The first and third share the virtue of being the only ones to truly realize they are in hell, while the first and second possess the most existential heroism. The first three, however, are all very special because they have found a way to live without hope; the first, by investing their own meaning in the crucifix. The second, by affirming their own meaning against the crucifix, and the third by stoic recognition, reducing pain and hopelessness to mere fact. I think of zero from drakengard 3 and find her to be some combination of the second and third character. In the end her mission and achievement is to save the dragon Mikhael, which she does at the cost of herself in Ending D, the semi-canonical ending. In ending A we best see her acceptance that she is in hell by her resignation to death, which in her case cannot be interpreted as escape or reprieve, but as acceptance that she will not receive a happy ending. The world of Drakengard 3 is an outer limit to the concept of a Bowdlerized hell, only because combat is enjoyed.
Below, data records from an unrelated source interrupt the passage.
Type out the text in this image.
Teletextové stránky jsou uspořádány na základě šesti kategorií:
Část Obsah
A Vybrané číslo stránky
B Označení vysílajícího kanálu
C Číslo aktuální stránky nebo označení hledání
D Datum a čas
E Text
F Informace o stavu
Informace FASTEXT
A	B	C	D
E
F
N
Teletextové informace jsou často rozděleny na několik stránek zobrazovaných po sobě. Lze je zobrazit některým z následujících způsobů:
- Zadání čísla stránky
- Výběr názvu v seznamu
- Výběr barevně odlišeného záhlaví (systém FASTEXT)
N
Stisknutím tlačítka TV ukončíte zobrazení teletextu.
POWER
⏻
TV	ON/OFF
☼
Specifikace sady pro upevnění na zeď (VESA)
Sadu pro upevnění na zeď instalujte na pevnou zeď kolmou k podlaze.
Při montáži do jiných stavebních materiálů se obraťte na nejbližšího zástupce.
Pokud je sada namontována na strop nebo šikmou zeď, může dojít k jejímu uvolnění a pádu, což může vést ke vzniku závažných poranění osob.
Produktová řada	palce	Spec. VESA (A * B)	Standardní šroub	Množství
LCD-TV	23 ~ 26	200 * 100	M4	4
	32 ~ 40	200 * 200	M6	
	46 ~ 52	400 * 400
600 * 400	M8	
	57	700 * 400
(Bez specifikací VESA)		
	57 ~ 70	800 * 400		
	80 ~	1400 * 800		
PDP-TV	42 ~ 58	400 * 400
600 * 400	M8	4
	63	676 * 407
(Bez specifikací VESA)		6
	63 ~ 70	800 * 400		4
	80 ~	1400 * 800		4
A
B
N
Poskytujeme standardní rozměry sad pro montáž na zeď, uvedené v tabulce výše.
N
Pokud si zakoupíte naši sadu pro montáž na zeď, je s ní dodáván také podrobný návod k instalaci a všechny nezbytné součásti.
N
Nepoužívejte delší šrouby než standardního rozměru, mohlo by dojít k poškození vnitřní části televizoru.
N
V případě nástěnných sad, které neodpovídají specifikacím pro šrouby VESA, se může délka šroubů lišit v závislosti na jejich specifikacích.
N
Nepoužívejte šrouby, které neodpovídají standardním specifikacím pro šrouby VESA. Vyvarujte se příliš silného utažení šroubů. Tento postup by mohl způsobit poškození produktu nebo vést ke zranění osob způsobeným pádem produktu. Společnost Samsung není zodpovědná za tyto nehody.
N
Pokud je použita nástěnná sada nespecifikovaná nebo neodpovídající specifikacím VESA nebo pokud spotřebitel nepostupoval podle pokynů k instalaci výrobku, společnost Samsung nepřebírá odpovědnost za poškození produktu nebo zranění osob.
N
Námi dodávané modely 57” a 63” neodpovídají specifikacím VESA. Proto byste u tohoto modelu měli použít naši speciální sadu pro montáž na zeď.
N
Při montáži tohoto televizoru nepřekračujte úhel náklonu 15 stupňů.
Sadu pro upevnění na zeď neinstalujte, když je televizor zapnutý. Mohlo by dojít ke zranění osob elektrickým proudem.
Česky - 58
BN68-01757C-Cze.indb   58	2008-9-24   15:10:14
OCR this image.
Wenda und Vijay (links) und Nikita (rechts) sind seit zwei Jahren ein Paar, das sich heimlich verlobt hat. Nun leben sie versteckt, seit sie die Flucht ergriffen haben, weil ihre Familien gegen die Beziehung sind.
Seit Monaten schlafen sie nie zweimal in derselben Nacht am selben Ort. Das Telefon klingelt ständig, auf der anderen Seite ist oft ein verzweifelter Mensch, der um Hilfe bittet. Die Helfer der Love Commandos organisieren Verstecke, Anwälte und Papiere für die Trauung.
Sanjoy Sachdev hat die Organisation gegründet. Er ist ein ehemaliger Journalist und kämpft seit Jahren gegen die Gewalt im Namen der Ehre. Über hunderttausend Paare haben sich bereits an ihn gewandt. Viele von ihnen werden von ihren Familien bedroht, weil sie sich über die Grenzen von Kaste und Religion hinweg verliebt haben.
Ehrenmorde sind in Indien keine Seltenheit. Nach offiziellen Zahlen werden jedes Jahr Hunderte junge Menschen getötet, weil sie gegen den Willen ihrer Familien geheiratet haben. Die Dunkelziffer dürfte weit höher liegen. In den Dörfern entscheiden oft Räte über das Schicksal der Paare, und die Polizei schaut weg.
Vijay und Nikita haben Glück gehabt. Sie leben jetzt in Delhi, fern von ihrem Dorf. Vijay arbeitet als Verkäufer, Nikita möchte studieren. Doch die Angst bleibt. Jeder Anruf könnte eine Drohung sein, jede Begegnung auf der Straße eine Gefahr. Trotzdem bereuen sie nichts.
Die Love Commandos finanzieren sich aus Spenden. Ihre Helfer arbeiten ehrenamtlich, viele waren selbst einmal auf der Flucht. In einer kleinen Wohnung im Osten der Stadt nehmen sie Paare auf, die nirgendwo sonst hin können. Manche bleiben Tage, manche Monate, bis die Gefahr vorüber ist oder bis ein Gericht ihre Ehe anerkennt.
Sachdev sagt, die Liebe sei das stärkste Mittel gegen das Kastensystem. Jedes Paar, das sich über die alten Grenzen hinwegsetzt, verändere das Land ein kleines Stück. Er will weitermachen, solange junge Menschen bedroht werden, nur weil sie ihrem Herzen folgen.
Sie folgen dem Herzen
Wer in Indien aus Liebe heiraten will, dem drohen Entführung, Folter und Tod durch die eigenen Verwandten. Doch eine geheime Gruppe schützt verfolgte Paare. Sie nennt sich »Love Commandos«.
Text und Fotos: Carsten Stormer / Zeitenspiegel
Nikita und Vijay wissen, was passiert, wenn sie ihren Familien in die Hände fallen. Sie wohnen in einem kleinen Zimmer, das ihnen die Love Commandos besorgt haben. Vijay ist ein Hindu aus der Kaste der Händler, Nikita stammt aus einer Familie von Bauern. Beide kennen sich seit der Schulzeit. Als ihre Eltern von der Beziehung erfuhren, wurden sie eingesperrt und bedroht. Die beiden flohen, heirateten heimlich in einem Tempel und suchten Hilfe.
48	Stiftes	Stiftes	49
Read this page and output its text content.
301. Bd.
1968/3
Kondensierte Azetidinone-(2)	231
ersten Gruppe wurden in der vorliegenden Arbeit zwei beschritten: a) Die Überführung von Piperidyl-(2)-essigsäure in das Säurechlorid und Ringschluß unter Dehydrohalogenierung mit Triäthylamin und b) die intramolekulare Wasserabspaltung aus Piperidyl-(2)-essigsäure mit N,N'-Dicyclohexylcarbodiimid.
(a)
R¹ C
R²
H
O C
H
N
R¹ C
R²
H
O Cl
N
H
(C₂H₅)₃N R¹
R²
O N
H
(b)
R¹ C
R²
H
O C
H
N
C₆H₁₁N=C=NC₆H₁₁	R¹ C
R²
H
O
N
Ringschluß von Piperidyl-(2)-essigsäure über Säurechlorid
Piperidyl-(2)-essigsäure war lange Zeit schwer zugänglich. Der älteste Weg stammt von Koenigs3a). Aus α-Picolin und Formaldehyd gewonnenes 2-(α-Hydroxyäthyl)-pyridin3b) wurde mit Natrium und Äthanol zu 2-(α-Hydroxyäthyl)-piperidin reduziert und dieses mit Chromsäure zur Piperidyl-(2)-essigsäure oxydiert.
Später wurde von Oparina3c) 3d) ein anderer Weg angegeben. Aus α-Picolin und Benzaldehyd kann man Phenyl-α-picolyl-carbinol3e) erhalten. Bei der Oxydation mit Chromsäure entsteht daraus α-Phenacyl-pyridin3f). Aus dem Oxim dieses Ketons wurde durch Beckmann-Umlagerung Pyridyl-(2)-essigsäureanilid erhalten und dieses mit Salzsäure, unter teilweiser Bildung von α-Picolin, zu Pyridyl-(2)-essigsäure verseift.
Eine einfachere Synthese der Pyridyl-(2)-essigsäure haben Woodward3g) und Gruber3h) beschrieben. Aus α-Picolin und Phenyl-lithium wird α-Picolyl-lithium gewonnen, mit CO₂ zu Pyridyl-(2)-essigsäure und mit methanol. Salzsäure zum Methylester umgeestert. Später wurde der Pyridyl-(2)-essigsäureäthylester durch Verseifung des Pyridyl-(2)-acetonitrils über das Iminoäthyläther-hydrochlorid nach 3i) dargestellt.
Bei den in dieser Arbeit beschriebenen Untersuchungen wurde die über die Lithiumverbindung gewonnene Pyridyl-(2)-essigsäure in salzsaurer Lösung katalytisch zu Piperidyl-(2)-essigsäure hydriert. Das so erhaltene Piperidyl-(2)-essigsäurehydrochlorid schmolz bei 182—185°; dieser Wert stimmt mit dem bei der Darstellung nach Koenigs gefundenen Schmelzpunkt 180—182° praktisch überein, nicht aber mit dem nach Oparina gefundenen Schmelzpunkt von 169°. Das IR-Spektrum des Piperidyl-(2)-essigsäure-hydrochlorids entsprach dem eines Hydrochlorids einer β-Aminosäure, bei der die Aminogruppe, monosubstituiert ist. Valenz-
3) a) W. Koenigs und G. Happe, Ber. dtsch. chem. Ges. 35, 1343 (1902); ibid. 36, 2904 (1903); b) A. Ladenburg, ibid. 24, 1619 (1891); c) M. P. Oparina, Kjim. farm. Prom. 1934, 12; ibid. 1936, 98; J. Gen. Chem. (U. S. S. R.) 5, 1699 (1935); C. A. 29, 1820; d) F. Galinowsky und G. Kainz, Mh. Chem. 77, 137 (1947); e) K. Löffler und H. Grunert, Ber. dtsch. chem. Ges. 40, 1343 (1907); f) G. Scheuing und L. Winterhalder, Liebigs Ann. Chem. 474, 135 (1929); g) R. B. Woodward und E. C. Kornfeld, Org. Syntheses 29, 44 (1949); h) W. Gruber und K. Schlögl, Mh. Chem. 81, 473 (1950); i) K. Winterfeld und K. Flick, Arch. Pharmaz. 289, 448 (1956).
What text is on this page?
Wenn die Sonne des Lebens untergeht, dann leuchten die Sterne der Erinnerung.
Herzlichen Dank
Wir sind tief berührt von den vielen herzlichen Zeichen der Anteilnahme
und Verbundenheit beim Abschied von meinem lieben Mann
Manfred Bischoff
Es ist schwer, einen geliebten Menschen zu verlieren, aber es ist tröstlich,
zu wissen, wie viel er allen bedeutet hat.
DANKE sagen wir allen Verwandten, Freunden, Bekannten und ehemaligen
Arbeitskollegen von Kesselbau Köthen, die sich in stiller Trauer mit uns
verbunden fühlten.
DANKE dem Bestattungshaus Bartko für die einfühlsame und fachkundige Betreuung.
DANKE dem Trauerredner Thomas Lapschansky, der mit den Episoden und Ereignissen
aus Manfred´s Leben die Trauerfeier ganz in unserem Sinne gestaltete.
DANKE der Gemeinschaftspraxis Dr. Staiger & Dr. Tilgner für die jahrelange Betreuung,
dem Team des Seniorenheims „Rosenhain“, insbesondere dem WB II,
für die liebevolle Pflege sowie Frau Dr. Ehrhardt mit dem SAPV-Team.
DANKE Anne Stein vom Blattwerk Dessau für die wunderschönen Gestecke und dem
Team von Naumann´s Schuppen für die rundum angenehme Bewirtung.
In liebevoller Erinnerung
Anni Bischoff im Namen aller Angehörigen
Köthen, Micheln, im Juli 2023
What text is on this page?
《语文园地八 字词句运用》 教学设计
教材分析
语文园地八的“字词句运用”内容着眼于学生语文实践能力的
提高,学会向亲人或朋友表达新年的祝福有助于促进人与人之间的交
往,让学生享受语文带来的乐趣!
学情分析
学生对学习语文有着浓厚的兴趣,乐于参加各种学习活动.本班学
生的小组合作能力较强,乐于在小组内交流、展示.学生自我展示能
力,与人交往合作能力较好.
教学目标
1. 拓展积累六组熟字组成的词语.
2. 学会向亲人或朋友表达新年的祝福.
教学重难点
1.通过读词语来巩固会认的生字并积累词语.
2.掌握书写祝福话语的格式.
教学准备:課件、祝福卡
It is the hopelessness of Yoko Taro's worlds that make the characters within them beautiful; and this is why Nier Automata is aesthetically inferior to previous efforts, even though it represents a great step up in terms of gameplay and general design. Annoying anime syndrome becomes existential heroism against a hopeless backdrop. It gains a mature character as something like a spontaneous aristophanes play achieved through attrition; like it was just waiting to be whittled out of larger, blockier characters. The eponymous character of the first Nier, as an old man, adds both the aesthetic of Dad-aloofness and a sort of Achilles vs the Trojans pagan bloodthirst, which work together shockingly well. Nier Automata feels like it was trying to do to Nier what Count Zero did to Neuromancer; to provide a glimmer of hope at the last moment.
However, Nier Automata is more of a sterile world than a dying world, and substitutes a sudden double swerve at the ending for the traditional overarching sense of hopelessness in the series. It suffers from Shyamalan syndrome in a sense, thinking that surprises are more important than world building and atmosphere. This is not to say the atmosphere is bad, per se, there is just a discongruity between the elements of the game that limits it aesthetically in comparison to previous efforts. Hell becomes aethetically uninteresting when it loses its obviousness and immediacy as a punishment that is the self-same thing as the crime.
Taro's games, on some level, understand this very well, and this is what makes them stand out as great works of art. It is unfortunate that Nier Automata got a bit sloppy somehow; likely due to self-consciousness.